May’s Holiday
Onze vakantie houdt me al weken bezig. Of het verstandig is. Of het nou echt moet. Of we niet beter gewoon in Nederland moeten blijven. Die gedachten worden afgewisseld met de ‘wat als?’-vraag. ‘Wat als Italië in lockdown gaat?’ is daarvan de belangrijkste.
Toch willen we. Het weer van vorige week speelt daar in mee. Bovendien zijn we twee werkverslaafden en is een fysiek verwaarloosbare afstand tussen vakantieadres en kantoor niet echt een pre voor een gezonde afkickperiode. Ook wacht ons werk in Italië (workaholics, ik zei het toch) en vrienden, en potdorie, wat verlang ik naar de Mare Adriatico. Dus we gaan. Vrijdag haal ik nog snel een vers ID en paspoort van mijn dochter op bij het gemeentehuis en zaterdag maak ik vast stapeltjes van alles dat mee moet. Ondertussen scan ik angstvallig de corona-nieuwsberichten. Me echt verheugen op de vakantie zoals anders durf ik niet. Het voelt als verliefd zijn op die jongen uit de zesde zonder te weten wat hij van jou vindt. Je houdt het in, uit angst gekwetst en teleurgesteld te worden.
Als het zondag is lijkt het er toch van te komen. Mijn lief checkt ons in en er volgt een bevestiging van KLM. Met informatie. We moeten een formulier printen met het doel van de reis (oké, pressure, zou ‘gewoon vakantie vieren’ gelden als een valide motief?) en tussen neus en lippen door wordt ons gezegd dat alle kinderen ouder van zes jaar een mondkap op moeten. Oké. Ik slik, zucht en neem een hap lucht.
Vliegen is met een meisje met autisme sowieso geen feest. Maar nu komt daar als extra handicap nog een mondkapje bij. ‘Dat gaat ze dus never nooit doen,’ zegt mijn middelste dochter en mijn partner in crime als het om handelen met dit soort kwesties gaat. Gevolgd door een: ‘We moeten een plan bedenken, mam.’
Ik begin de kapjes in beeld te leggen. En we zeggen dat wie een mondkapje draagt, cadeautjes krijgt in het vliegtuig. ‘En pakketjes?’ vraagt mijn meisje. ‘En pakketjes!’ Middelste meisje en ik hadden niet harder kunnen knikken.

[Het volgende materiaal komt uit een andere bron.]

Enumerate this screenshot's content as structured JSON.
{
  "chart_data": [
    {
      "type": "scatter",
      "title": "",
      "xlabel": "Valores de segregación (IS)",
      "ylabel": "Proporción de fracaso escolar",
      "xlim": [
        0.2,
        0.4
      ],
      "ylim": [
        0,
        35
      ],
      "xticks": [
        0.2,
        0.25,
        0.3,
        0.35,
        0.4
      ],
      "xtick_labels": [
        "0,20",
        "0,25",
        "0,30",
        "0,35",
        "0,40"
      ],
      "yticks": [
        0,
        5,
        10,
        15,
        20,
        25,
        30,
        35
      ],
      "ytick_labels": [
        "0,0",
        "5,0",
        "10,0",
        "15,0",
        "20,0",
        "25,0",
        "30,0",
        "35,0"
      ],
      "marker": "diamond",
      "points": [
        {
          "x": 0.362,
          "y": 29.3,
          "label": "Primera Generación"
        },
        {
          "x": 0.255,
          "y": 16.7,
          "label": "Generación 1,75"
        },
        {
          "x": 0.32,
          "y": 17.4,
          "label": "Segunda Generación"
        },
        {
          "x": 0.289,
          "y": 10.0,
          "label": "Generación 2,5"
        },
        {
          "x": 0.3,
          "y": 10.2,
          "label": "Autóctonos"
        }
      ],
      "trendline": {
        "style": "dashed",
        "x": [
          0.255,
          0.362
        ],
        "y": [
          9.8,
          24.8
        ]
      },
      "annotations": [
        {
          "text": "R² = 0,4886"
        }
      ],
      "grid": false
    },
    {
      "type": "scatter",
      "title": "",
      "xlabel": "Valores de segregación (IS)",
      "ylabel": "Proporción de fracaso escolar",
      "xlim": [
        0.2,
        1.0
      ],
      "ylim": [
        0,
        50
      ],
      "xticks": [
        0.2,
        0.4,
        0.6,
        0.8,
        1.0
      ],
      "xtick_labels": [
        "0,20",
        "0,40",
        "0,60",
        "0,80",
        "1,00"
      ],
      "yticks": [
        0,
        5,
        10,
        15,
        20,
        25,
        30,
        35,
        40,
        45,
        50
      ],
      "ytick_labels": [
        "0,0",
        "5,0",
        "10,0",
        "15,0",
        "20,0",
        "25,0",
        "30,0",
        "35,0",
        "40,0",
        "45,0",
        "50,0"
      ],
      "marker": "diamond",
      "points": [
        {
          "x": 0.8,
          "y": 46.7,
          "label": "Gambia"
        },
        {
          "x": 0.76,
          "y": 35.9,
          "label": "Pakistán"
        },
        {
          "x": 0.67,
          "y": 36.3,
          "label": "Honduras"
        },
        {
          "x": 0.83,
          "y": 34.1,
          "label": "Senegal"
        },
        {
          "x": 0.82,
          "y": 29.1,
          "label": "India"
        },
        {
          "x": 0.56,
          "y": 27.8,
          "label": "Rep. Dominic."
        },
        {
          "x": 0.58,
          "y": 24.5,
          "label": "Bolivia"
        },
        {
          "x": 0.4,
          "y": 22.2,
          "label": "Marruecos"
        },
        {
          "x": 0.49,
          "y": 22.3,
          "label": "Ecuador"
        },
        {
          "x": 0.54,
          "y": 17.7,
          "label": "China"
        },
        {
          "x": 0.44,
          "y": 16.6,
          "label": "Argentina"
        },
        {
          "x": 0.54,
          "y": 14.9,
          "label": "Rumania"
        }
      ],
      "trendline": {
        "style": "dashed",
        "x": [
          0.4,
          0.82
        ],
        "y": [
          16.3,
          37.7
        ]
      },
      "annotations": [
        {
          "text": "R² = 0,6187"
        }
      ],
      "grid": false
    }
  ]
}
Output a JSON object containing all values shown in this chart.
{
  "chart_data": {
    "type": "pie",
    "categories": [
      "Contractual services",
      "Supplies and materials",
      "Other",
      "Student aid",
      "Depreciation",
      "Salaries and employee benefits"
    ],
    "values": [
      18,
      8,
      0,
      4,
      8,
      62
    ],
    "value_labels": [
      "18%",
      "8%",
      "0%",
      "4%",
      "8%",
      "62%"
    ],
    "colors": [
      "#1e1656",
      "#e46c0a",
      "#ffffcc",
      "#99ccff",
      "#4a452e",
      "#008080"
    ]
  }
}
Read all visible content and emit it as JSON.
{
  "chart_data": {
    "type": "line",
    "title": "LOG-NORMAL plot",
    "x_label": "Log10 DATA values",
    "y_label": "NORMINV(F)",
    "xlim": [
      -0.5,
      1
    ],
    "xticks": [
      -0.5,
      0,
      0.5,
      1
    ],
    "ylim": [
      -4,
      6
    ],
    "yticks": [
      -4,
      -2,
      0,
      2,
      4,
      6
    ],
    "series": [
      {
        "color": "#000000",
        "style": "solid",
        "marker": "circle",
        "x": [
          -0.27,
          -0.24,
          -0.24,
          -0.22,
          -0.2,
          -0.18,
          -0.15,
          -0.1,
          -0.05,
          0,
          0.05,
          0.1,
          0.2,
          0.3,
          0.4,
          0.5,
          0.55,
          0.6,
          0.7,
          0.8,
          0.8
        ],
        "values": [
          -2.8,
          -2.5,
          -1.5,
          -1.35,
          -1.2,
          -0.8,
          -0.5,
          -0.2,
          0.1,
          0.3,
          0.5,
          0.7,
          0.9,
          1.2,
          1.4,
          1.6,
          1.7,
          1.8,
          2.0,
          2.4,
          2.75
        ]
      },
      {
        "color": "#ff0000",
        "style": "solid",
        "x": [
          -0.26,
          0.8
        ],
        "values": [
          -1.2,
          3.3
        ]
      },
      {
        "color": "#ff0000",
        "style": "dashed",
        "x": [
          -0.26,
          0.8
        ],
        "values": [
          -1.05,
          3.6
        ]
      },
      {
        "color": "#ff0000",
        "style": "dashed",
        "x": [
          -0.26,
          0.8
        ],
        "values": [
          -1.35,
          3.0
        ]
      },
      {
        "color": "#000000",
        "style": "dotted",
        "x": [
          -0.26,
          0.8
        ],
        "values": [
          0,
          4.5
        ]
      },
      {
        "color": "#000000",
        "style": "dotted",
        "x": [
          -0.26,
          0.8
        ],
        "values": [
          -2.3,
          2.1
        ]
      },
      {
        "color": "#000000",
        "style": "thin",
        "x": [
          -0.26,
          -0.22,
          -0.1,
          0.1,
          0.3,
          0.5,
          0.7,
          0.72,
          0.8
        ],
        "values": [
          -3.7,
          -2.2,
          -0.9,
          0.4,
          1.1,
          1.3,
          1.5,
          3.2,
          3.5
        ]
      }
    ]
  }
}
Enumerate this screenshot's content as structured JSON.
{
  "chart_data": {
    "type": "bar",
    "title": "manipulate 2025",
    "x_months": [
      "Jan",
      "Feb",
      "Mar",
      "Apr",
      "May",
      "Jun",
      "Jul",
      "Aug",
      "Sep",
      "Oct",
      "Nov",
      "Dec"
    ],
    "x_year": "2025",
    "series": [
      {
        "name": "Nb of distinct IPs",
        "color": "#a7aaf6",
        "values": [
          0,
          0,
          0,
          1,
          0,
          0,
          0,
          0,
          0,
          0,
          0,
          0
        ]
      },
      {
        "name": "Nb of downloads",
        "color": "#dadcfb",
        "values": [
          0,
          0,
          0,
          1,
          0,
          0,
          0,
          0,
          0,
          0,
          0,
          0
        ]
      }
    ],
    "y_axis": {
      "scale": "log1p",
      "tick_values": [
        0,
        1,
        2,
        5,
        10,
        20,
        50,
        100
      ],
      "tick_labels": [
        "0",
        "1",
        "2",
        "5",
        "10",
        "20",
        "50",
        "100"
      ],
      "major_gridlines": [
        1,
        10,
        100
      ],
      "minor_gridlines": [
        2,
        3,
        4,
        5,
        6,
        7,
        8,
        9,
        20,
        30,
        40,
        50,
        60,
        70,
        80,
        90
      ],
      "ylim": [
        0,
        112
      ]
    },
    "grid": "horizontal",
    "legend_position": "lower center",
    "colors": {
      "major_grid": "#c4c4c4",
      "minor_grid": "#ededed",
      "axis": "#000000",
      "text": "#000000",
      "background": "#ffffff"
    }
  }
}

We rijden meteen naar de benzinepompo (de ‘tankpompwinkel’, zoals Flo hem noemt) en laten haar twee knuffels uitkiezen. ‘Ik doe mijn mondkap op.’ Ze lijkt het zowaar cool te vinden.
Middelste meisje en ik geven elkaar een knipoog. We zijn zenuwachtig, maar hebben goede hoop.
Nu maar hopen dat we leuke en begripvolle stewardessen aan boord hebben.